The experimental results of our previous study demonstrated that the subdividing method SD1 with $\mid C_i\mid =256$ and the removal method are valid for solving a system of MQ polynomial equations associated with encryption schemes. In this study, we proposed three basic (SD1, SD2, and SD3) and two extra (SD4 and SD5) subdividing methods of the $F4$-style algorithm. Our proposed methods considerably improved the performance of the $F4$-style algorithm by omitting redundant critical pairs using the removal method. Then, our experimental results validated the effectiveness of these methods in solving a system of MQ polynomial equations under $m=n+1$. Furthermore, the experiments revealed that the number of critical pairs that generates a reduction to zero for the first time was approximately constant under $m=n+1$. However, we could not estimate the number of critical pairs that generates a reduction to zero for the first time under the condition where $n>15$ over ${\mathbb{F}}_{256}$ or $n>16$ over ${\mathbb{F}}_{31}$ because of the limitations of our machine and the OpenF4 library.

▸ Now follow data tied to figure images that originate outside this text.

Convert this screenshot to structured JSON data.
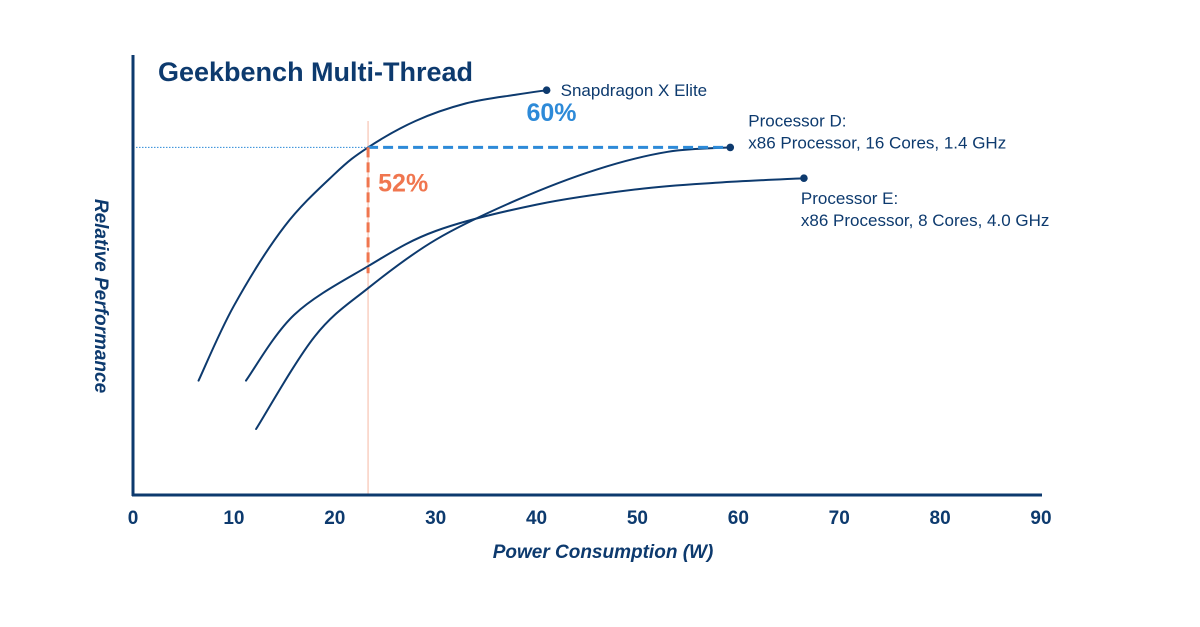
{
  "chart_data": {
    "type": "line",
    "title": "Geekbench Multi-Thread",
    "xlabel": "Power Consumption (W)",
    "ylabel": "Relative Performance",
    "xlim": [
      0,
      90
    ],
    "ylim": [
      0,
      100
    ],
    "x_ticks": [
      0,
      10,
      20,
      30,
      40,
      50,
      60,
      70,
      80,
      90
    ],
    "grid": false,
    "series": [
      {
        "name": "Snapdragon X Elite",
        "label_lines": [
          "Snapdragon X Elite"
        ],
        "color": "#0d3a6e",
        "x": [
          6.5,
          10,
          15,
          20,
          23.3,
          28,
          33,
          38,
          41
        ],
        "y": [
          26,
          43,
          61,
          73,
          79,
          85,
          89,
          91,
          92
        ]
      },
      {
        "name": "Processor D",
        "label_lines": [
          "Processor D:",
          "x86 Processor, 16 Cores, 1.4 GHz"
        ],
        "color": "#0d3a6e",
        "x": [
          12.2,
          18,
          23.3,
          30,
          38,
          46,
          53,
          59.2
        ],
        "y": [
          15,
          36,
          47,
          58,
          67,
          74,
          78,
          79
        ]
      },
      {
        "name": "Processor E",
        "label_lines": [
          "Processor E:",
          "x86 Processor, 8 Cores, 4.0 GHz"
        ],
        "color": "#0d3a6e",
        "x": [
          11.2,
          16,
          23.3,
          30,
          40,
          50,
          58,
          66.5
        ],
        "y": [
          26,
          41,
          52,
          60,
          66,
          69.5,
          71,
          72
        ]
      }
    ],
    "reference_x": 23.3,
    "reference_y": 79,
    "annotations": [
      {
        "text": "60%",
        "color": "#2d8ad8",
        "x": 39,
        "y": 85
      },
      {
        "text": "52%",
        "color": "#f0764f",
        "x": 24.3,
        "y": 69
      }
    ],
    "colors": {
      "axis": "#0d3a6e",
      "reference_x_line": "#f8c8b8",
      "reference_y_line": "#2d8ad8",
      "performance_gap": "#f0764f",
      "power_gap": "#2d8ad8"
    }
  }
}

As discussed in the derivation of (3), the minimum number of critical pairs that generates a reduction to zero for the first time determines the Macaulay-matrix size, and its size determines the computational complexity of the Gaussian elimination. Thus, it is expected that the minimum number is significantly related to the computational complexity of our proposed algorithm. Since the rules are not clear as far as Table A1 is concerned, further research is needed. If the resources required for further study are identified, it can be conducted efficiently. Therefore, we developed SD5 in the first half of the computation by approximating the Min-to-Total ratio specified in Table A1. SD5 can be applied to the condition where $n>15$ over ${\mathbb{F}}_{256}$ or $n>16$ over ${\mathbb{F}}_{31}$. It should be noted that SD4 can be applied once the number of critical pairs that generates a reduction to zero for the first time under a given condition is computed and identified like that in Table A1. Our future work will mainly investigate a mechanism for generating a reduction to zero.